Nearly $12 billion in insurance claims have been filed due to California wildfires
Insurers in California have received more than $11.7 billion in claims from wildfires that ripped across Northern and Southern California last year, the state insurance commissioner announced Wednesday.
“If you treat these October and December fires as a combined incident, these insured losses represent one of the most damaging natural catastrophes in California history,” said state Insurance Commissioner Dave Jones.
The series of fires that killed dozens of residents in California’s wine country in Napa, Sonoma and Mendocino counties in October and destroyed thousands of homes generated nearly $10 billion in claims alone, Jones said.
Two months later, when dry desert winds parched the Southern California landscape and drove fires in San Diego, Riverside, Los Angeles, Ventura and Santa Barbara counties, hundreds of homes were lost. The biggest of the fires, the Thomas fire, spread across more than 280,000 acres and became the largest on record in California.
The Southland fires generated more than $1.7 billion in insurance claims, Jones said.
Together the fires generated about $11.77 billion in claims.
“We no longer have a fire season in California, fires are year-round,” Jones said. “The fires were unprecedented for their severity and disastrous consequences. Whole neighborhoods were wiped out.”
The fires on both ends of the state spanned 14 counties altogether, he said. In response, Jones issued a formal notice asking insurance companies to waive requirements for policyholders that they provide a detailed inventory of their losses to pay up to 100% of the claim.
Nearly all insurance providers have agreed to Jones’ request, he said.
In Southern California, the fires in December were followed by a historic storm cell in January that triggered a deadly mudslide in Montecito on Jan. 9. It is too early to tally the claims from that disaster, Jones said.
But, he said, since it appears that the mudslide’s “proximate cause” was the Thomas fire – which most homeowners were covered for – companies should pay out claims for mudslide damage even if they didn’t have flood insurance.

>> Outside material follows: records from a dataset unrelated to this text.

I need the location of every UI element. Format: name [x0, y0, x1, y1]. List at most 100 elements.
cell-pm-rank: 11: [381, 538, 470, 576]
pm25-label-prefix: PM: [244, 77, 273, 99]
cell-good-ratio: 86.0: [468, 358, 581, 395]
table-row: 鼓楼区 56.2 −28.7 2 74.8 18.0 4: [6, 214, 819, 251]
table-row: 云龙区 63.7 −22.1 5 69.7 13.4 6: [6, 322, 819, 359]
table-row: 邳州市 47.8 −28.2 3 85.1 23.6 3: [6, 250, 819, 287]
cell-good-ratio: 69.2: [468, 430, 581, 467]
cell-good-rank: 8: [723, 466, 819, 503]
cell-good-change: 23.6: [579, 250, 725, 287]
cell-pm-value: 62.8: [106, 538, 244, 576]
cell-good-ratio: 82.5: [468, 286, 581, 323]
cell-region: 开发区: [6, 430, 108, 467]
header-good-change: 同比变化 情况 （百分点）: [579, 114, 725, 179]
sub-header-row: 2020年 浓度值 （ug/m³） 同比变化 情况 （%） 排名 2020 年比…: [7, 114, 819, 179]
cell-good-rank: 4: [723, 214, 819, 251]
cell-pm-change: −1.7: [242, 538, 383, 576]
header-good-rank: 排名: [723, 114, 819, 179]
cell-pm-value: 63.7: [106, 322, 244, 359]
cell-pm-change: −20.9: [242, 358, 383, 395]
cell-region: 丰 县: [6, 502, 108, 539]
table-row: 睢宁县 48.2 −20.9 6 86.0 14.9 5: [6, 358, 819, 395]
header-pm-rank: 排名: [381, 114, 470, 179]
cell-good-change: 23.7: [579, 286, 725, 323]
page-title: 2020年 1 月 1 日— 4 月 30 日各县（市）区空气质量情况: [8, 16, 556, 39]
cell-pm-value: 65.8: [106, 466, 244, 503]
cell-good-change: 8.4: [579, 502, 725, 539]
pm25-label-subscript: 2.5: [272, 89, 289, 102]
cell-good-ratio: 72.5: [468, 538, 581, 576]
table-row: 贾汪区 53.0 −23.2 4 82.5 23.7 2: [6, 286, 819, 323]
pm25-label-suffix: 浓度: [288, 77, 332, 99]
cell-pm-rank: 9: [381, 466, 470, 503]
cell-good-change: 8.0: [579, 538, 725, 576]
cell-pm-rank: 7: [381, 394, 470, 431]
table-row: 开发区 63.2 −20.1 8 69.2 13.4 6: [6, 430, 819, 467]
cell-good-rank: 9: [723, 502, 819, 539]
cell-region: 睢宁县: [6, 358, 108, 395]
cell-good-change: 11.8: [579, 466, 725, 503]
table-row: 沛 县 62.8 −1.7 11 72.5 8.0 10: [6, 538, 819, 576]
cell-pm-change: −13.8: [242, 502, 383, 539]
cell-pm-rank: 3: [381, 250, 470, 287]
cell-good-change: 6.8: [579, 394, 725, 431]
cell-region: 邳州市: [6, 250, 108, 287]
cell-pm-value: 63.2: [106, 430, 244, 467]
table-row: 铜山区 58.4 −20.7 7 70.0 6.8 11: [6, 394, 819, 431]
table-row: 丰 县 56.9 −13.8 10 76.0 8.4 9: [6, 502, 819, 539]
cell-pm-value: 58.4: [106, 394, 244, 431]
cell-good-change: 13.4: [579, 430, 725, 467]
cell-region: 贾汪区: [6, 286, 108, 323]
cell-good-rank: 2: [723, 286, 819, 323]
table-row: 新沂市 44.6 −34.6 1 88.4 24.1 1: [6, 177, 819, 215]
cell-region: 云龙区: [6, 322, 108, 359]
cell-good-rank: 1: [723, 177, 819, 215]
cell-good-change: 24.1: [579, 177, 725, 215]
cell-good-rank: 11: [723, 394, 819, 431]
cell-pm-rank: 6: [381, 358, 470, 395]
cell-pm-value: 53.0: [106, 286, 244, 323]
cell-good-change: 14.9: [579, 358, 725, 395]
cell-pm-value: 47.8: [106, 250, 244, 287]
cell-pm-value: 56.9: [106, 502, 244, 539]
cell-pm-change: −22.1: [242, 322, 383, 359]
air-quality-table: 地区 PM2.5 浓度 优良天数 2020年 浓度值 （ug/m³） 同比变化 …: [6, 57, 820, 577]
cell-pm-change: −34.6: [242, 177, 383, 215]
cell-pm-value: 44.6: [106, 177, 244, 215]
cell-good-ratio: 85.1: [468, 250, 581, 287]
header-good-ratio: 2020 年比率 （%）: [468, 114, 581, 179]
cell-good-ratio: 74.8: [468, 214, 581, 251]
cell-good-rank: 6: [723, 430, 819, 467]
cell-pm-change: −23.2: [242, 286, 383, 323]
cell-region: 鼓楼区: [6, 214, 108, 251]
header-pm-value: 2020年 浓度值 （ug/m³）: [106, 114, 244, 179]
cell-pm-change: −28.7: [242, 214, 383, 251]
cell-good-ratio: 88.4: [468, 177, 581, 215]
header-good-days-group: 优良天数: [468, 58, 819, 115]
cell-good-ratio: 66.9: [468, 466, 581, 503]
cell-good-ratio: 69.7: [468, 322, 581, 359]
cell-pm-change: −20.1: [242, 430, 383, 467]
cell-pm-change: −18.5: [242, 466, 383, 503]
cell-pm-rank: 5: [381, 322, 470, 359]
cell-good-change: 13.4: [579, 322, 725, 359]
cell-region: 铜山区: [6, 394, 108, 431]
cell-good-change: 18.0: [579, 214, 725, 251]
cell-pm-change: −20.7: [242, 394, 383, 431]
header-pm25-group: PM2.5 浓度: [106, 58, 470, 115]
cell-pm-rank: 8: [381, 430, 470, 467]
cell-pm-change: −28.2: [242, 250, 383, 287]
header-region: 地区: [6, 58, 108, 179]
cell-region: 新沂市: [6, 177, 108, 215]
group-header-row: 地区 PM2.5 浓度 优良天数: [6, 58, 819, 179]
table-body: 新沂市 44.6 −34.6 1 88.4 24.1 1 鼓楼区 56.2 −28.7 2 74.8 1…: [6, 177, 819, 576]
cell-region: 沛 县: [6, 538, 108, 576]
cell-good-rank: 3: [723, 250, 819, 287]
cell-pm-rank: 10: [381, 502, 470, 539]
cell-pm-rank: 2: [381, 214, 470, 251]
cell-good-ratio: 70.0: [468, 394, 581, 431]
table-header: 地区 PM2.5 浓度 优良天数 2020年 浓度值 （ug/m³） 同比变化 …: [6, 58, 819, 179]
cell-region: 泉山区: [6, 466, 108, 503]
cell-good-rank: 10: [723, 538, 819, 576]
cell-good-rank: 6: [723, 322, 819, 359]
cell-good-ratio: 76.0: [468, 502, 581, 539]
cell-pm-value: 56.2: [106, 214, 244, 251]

He issued a formal notice telling companies as much on Monday.
“California law provides that when a covered peril is in effect the proximate cause of an uncovered peril, then insurers should pay claims with the uncovered peril,” he said. “If the fire is covered by the policy and is the proximate cause of the mudslide which is not, insurers should pay claims.”
It was not immediately clear when an official connection between the Thomas fire and the Montecito mudslide would be determined, but Jones said that insurers should “take appropriate steps to assess the claims” in the meantime.